One thing struck me straight away roaming the streets of Hackney Wick: This is Sweet Toof Land! The iconic skull and pink gums were out in force, often taking up whole buildings. Say what you will about this visual bombing, it surely is impressive.

What I love about Hackney Wicked is that you can check out all these amazing artist studios in their brick warehouse setting.

Artist studios just fascinate me. Somehow an artist studio has a waft of freedom and rebellion about it for me which I just love and gives the art a subtext that’s fascinating. Plus I just love shelves full of stuff!

Before I get hated for not showing enough art… here ya go! 

I finished my visit of Hackney Wicked with a cold beer at CRATE Brewery and will definitely return next year!

Make sure to connect with Hackney Wicked via their website for next year’s festival!



Getting my RISO on…

People who follow my Instagram account know I love snapping away with my iPhone. For the longest time I have been thinking about printing the best pictures and putting on a show or curating a little zine but somehow I didn’t find the right medium to translate the images from digital to offline.

When I dropped by Ditto Press during a magazine launch party I saw all the great Riso printing they have been doing so far and inspiration struck!

When they offered a 4 colour risk printing workshop I jumped onto the opportunity to learn more…

According to Wikipedia Risography is “…a high-speed digital printing system manufactured by the Riso Kagaku Corporation and was designed mainly for high-volume photocopying and printing.” Fun fact: All the ink is soy oil based and directly imported from Japan to guarantee the best quality!

If I had to describe the process with my own words I would say it’s a screen printing machine trapped in a photocopier, making it possible to print up to 4 colour leaflets and posters in bulk at a cheap cost.

In order to trick the eye into seeing a bigger array of colours the artwork needs to get colour separated and the dots meticulously aligned. Good that Ben from Ditto was ready to lend a helping hand!

He provided cold beers to improve our ability to absorb technical explanations ( at least that’s my theory ) and showed some sexy Riso printed books. He then explained how the artwork is getting colour separated and prepared for printing.

Making things look that good is a science in itself for sure!

After this technical introduction we moved to the print room where we got introduced to the machine that makes all the magic happen. After doing some test prints it was time to start the printing process.

The print is layered and starts with printing the two lightest colours first. Then the ink drums are changed and the last two colours are added with printing the darkest colour last. Fine tuning manually the alignment of the screens is important to get the best result.

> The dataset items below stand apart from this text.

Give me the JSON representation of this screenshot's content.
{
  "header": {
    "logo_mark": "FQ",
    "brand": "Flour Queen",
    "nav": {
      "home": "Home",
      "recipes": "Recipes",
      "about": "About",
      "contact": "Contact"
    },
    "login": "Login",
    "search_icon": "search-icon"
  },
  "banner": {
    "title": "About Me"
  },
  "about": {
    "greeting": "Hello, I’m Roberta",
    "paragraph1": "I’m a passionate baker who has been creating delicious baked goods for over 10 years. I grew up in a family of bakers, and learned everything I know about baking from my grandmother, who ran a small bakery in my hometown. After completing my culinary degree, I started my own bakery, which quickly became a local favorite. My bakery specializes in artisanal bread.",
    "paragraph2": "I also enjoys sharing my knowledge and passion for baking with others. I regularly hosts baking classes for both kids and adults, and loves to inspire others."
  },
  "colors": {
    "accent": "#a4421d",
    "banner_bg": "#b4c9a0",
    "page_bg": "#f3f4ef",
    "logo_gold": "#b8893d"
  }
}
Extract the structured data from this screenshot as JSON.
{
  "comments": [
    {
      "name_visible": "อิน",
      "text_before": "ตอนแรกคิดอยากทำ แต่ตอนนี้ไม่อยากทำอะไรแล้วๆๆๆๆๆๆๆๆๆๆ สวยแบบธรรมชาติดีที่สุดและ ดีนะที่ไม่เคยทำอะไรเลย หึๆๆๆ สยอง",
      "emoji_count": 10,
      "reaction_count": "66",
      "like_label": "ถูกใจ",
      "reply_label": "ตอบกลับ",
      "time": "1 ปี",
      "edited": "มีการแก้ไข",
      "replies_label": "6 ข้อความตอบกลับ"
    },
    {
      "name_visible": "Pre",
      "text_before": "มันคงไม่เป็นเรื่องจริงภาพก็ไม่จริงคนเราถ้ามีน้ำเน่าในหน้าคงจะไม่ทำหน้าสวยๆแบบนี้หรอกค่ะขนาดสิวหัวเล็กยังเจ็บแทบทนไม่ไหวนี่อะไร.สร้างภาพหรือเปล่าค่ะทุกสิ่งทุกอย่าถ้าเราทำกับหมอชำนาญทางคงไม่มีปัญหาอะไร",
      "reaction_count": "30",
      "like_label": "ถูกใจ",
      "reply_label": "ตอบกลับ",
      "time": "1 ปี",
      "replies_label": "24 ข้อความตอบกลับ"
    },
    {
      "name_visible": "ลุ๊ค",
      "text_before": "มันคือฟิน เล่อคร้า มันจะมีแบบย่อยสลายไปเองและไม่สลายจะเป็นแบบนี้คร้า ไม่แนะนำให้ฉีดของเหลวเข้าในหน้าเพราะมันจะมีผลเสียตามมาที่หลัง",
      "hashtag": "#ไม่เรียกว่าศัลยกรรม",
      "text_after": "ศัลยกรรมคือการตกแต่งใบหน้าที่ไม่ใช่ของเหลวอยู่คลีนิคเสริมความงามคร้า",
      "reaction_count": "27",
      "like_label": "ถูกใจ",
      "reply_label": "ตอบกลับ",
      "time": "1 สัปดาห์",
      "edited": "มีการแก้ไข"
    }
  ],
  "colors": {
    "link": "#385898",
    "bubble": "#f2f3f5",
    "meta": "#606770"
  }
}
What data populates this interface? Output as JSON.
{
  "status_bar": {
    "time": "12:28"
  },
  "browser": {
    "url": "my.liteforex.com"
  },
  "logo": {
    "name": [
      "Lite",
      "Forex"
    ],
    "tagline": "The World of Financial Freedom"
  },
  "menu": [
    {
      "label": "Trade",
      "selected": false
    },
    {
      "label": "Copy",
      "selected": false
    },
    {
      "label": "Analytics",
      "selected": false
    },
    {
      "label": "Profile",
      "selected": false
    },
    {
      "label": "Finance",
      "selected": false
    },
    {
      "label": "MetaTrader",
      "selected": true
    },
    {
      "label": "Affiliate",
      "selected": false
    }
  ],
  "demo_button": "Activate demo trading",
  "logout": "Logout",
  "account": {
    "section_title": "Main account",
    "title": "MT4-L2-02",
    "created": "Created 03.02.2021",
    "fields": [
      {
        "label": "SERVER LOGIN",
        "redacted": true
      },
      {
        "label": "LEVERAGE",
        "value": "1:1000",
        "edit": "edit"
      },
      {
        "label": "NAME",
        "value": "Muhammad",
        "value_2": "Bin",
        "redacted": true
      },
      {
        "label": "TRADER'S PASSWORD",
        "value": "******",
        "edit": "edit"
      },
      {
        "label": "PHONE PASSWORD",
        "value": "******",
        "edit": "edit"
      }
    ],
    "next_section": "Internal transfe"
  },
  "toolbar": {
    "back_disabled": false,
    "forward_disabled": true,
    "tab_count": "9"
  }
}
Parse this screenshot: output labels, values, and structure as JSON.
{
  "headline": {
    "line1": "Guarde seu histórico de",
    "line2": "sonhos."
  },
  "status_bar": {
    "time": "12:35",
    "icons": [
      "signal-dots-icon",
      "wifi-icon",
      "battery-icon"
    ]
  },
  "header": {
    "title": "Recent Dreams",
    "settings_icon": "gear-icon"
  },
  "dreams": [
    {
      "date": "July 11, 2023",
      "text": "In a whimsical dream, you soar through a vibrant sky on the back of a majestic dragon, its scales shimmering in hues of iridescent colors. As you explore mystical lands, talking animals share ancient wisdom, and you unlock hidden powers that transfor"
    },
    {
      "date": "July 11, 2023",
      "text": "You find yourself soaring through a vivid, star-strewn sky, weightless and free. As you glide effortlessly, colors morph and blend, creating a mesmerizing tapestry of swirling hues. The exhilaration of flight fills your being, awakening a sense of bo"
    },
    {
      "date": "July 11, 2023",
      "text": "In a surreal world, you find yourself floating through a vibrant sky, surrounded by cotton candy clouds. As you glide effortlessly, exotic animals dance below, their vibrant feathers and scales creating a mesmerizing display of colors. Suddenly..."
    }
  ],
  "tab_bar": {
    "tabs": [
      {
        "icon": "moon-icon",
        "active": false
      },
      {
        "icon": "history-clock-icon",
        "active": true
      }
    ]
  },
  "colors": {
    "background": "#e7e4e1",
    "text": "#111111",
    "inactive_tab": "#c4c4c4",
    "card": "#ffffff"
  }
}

The printing itself took a few minutes and after all was done each participant of the workshop could take a nice amount of prints back home. I really liked how the colours popped and how the overlaying of ink gave an interesting texture to the final artwork.

I’d say: Job well done!

Riso is a very fun technique to get artwork out there so I can recommend checking out the workshops, events and publications Ditto Press runs!